Treatment of Height Imbalance
The treatment of height imbalance is dependent on both physiologic and psychological variables.1,3,5,20–23 A height-intolerant person's gaze should avoid distant moving objects and include near objects within the peripheral vision. Commonly worn corrective progressive/bifocal glasses or glasses that decrease peripheral vision, such as glacier glasses, should be avoided, because they may distort or restrict near-peripheral vision (the ground) when looking ahead. Sitting, kneeling, or lying improves height imbalance and, if done for a period, may fatigue or habituate the destabilizing effect of visual misinformation and fear. Standing on a stable platform, a horizontal surface perpendicular to gravity rather than a sloping surface, and wearing stabilizing boots (firm soles and ankle support) tend to improve proprioceptive cues. Avoiding head tilt positions of ≥30° (right, left, down, and especially up) 5 tends to improve vestibular response to heights.

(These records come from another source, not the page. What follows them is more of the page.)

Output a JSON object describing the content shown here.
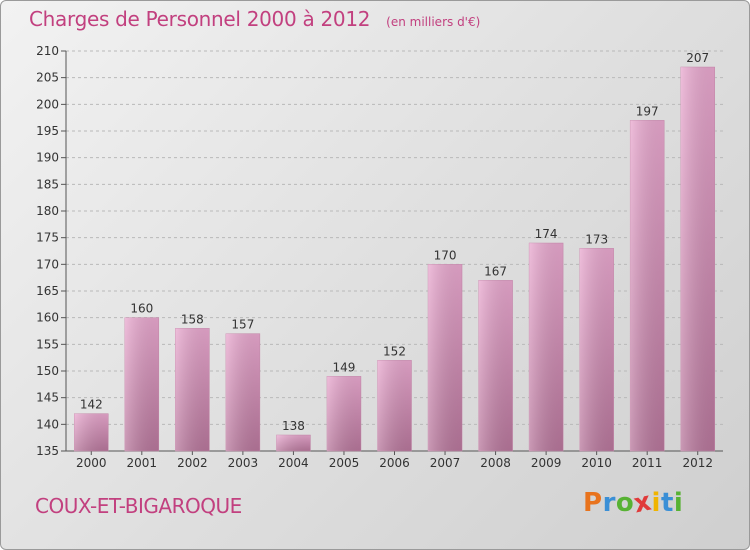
{
  "chart_data": {
    "type": "bar",
    "title": "Charges de Personnel 2000 à 2012",
    "subtitle": "(en milliers d'€)",
    "categories": [
      "2000",
      "2001",
      "2002",
      "2003",
      "2004",
      "2005",
      "2006",
      "2007",
      "2008",
      "2009",
      "2010",
      "2011",
      "2012"
    ],
    "values": [
      142,
      160,
      158,
      157,
      138,
      149,
      152,
      170,
      167,
      174,
      173,
      197,
      207
    ],
    "ylim": [
      135,
      210
    ],
    "yticks": [
      135,
      140,
      145,
      150,
      155,
      160,
      165,
      170,
      175,
      180,
      185,
      190,
      195,
      200,
      205,
      210
    ],
    "grid": true,
    "bar_color": "#d98ab7",
    "title_color": "#c2407f"
  },
  "commune": "COUX-ET-BIGAROQUE",
  "logo": {
    "letters": [
      "P",
      "r",
      "o",
      "x",
      "i",
      "t",
      "i"
    ],
    "colors": [
      "#e8731d",
      "#3a8fd6",
      "#57b233",
      "#e03a3a",
      "#f0b400",
      "#3a8fd6",
      "#57b233"
    ]
  }
}
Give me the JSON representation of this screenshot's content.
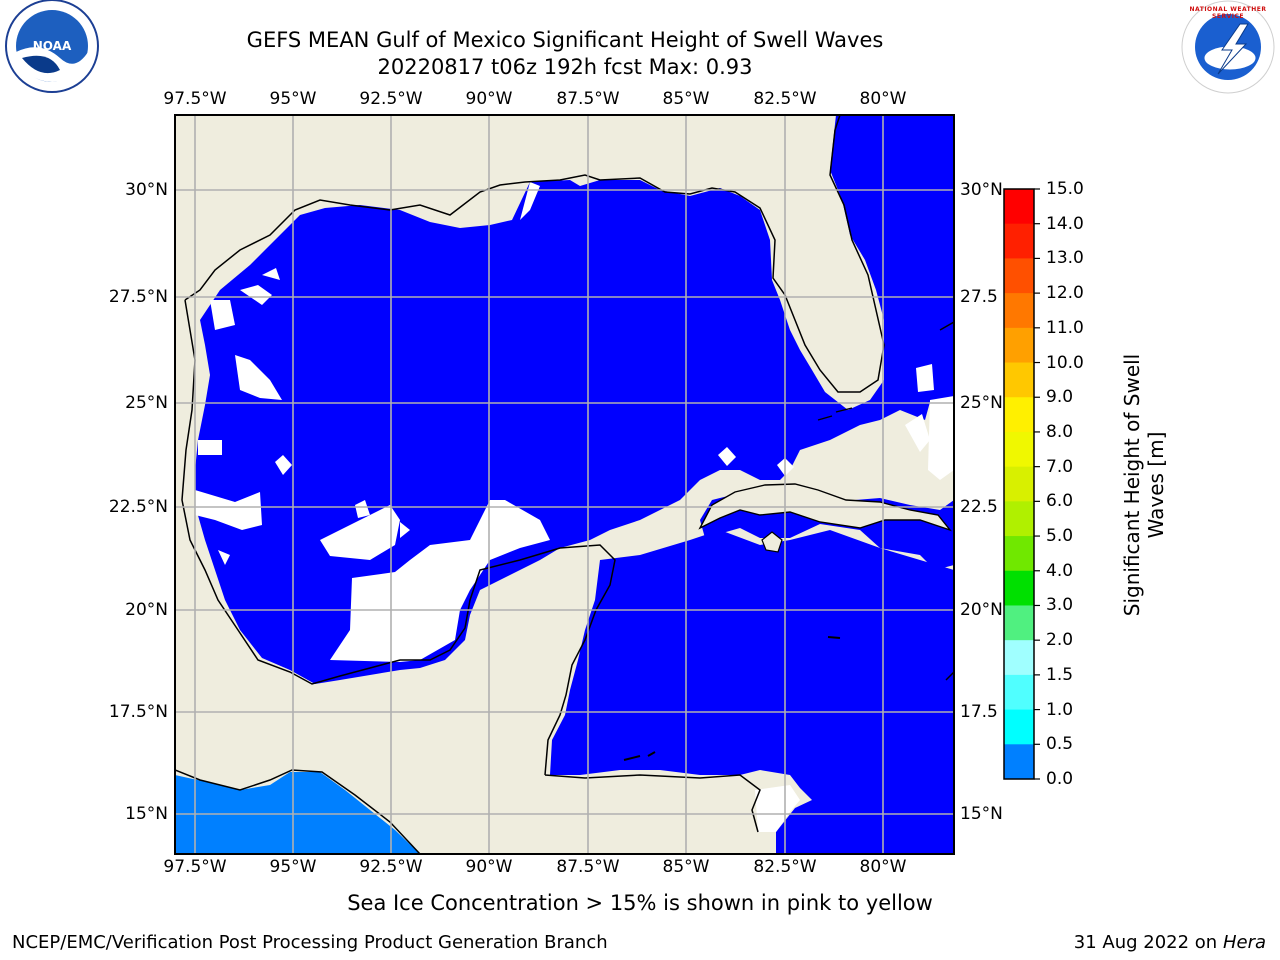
{
  "header": {
    "title_line1": "GEFS MEAN Gulf of Mexico Significant Height of Swell Waves",
    "title_line2": "20220817 t06z 192h fcst   Max: 0.93"
  },
  "logos": {
    "left": "NOAA",
    "right": "NATIONAL WEATHER SERVICE"
  },
  "map": {
    "lon_labels": [
      "97.5°W",
      "95°W",
      "92.5°W",
      "90°W",
      "87.5°W",
      "85°W",
      "82.5°W",
      "80°W"
    ],
    "lat_labels_left": [
      "30°N",
      "27.5°N",
      "25°N",
      "22.5°N",
      "20°N",
      "17.5°N",
      "15°N"
    ],
    "lat_labels_right": [
      "30°N",
      "27.5",
      "25°N",
      "22.5",
      "20°N",
      "17.5",
      "15°N"
    ],
    "colors": {
      "land": "#efedde",
      "ocean_low": "#0000ff",
      "ocean_mid": "#0080ff",
      "grid": "#b0b0b0",
      "nodata": "#ffffff"
    }
  },
  "colorbar": {
    "label": "Significant Height of Swell Waves [m]",
    "label_line1": "Significant Height of Swell",
    "label_line2": "Waves [m]",
    "ticks": [
      "15.0",
      "14.0",
      "13.0",
      "12.0",
      "11.0",
      "10.0",
      "9.0",
      "8.0",
      "7.0",
      "6.0",
      "5.0",
      "4.0",
      "3.0",
      "2.0",
      "1.5",
      "1.0",
      "0.5",
      "0.0"
    ],
    "colors": [
      "#ff0000",
      "#ff2000",
      "#ff5000",
      "#ff7800",
      "#ffa000",
      "#ffc800",
      "#fff000",
      "#f0f800",
      "#d8f000",
      "#b0f000",
      "#70e800",
      "#00e000",
      "#50f080",
      "#a0ffff",
      "#50ffff",
      "#00ffff",
      "#0080ff",
      "#0000ff"
    ]
  },
  "footer": {
    "note": "Sea Ice Concentration > 15% is shown in pink to yellow",
    "credit": "NCEP/EMC/Verification Post Processing Product Generation Branch",
    "date": "31 Aug 2022 on",
    "host": "Hera"
  }
}
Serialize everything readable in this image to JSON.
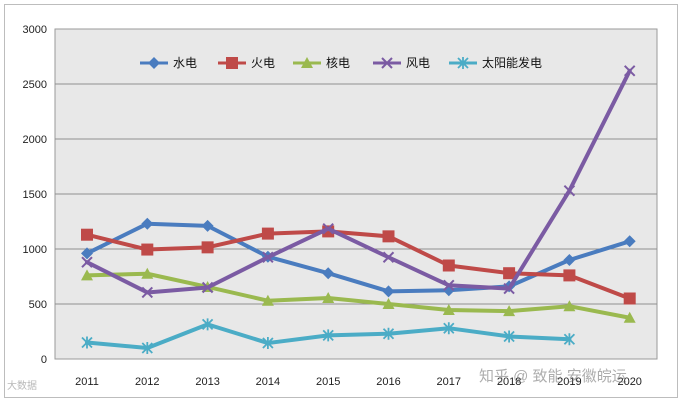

Avoiding alcohol and other vestibulotoxic drugs may also help height intolerance. Light touch to any stationary object dramatically improves postural stability, even when deficits in other systems are present. Holding a hiking stick or other stationary object is helpful, even when the object is not used for support. 1 Individuals with visual, vestibular, or proprioceptive deficits may limit these deficits with physical and balance therapy. 21
Psychological therapy for height problems is limited to psycho/behavioral therapy and not drugs, except in the high-anxiety/phobic individual. 22 Behavioral therapy with virtual reality or prolonged safe situational exposure often will habituate and fatigue adverse psychological height responses. 22
Conclusions
Individualized reactions to visual height cues involve complex physiologic and psychological relationships. Eye-object distance of >20 m in a stationary position provides visual misinformation to the somatosensory and vestibular systems and may provoke height imbalance. The individual's psychological makeup, both learned and genetic, results in an interpretation of the imbalance sensation as either a degree of fearful danger or as challenging and even pleasurable excitement. The continuum of responses ranges from acrophobia to height intolerance, height tolerance, or even height-/risk-seeking behavior. Enhancing peripheral vision and vestibular, proprioceptive, and haptic functions may improve the physiologic responses to heights. Psychotherapy may improve the psychological response to heights.